Question

How do you change `16x^2+25y^2-32x+50y+16=0` to standard form?

Standard form as in `x^2/a^2+y^2/b^2=1`.

I can get as far as completing the square [which gets me `16(x-1)^2+25(y+1)^2=25`], but I don't know what to do now since 16 is not divisible by 25. Correct me if I'm wrong, and thanks in advance for the help.

Answer 1

The equation in standard form is `(x-1)^2/(5/4)^2+(y+1)^2/1^2=1`.

Explanation:

Your completing the square was correct, and all you have to do is rewrite the fraction as the reciprocal of the reciprocal of itself. For instance, `3x` can be rewritten as `x/(1/3)`.

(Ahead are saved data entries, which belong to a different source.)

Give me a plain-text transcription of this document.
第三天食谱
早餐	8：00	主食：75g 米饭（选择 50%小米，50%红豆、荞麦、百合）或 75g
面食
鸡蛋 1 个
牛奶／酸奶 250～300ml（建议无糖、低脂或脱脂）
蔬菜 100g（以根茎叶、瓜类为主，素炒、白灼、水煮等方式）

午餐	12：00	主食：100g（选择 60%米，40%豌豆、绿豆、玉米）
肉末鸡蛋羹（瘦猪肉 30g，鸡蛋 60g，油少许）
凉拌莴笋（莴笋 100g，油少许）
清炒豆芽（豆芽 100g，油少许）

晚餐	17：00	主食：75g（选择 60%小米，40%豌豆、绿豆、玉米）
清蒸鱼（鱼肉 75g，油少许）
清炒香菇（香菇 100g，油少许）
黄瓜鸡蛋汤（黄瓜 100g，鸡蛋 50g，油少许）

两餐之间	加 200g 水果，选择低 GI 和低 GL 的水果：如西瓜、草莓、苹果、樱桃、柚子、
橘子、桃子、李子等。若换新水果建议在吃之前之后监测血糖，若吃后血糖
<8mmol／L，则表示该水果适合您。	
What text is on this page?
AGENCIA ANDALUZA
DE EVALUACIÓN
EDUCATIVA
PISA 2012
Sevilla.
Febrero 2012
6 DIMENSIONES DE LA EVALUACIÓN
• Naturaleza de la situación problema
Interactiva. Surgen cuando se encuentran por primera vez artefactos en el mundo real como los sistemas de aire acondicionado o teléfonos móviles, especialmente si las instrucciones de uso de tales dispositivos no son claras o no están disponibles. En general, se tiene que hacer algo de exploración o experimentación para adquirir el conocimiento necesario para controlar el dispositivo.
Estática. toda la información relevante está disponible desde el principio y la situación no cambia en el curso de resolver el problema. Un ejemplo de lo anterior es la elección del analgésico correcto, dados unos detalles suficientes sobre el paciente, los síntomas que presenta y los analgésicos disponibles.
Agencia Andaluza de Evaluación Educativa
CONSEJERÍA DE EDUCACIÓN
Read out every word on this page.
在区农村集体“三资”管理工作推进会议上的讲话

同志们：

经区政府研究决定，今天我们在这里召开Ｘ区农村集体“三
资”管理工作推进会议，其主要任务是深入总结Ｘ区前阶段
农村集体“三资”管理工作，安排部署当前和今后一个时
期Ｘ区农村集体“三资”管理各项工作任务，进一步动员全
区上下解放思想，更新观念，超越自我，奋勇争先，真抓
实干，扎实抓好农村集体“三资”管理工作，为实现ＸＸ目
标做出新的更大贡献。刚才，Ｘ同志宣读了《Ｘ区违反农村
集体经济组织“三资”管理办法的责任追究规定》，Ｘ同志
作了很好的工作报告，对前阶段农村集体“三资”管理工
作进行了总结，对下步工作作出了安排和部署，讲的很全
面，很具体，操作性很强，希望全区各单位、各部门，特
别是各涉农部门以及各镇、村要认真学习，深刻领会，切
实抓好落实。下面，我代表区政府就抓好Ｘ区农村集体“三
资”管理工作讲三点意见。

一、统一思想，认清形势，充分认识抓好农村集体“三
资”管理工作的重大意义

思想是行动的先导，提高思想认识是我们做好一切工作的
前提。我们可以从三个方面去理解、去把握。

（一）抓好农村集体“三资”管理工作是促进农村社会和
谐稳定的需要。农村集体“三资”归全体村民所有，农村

Here's the given equation:

`16x^2+25y^2-32x+50y+16=0`

`16x^2-32x+16+25y^2+50y=0`

`16(x^2-2x+1)+25y^2+50y=0`

`16(x^2-2x+1)+25(y^2+2y)=0`

`16(x^2-2x+1)+25(y^2+2y)+25=25`

`16(x^2-2x+1)+25(y^2+2y+1)=25`

`16(x-1)^2+25(y+1)^2=25`

Use that trick I mentioned earlier:

`(x-1)^2/(1/16)+25(y+1)^2=25`

`((x-1)^2/(1/16))/25+(y+1)^2/1=1`

`(x-1)^2/(25/16)+(y+1)^2/1=1`

`(x-1)^2/(5^2/4^2)+(y+1)^2/1^2=1`

`(x-1)^2/(5/4)^2+(y+1)^2/1^2=1`

This means that your `a` value is `5/4`, and the `b` value is `1`. Hope this helped!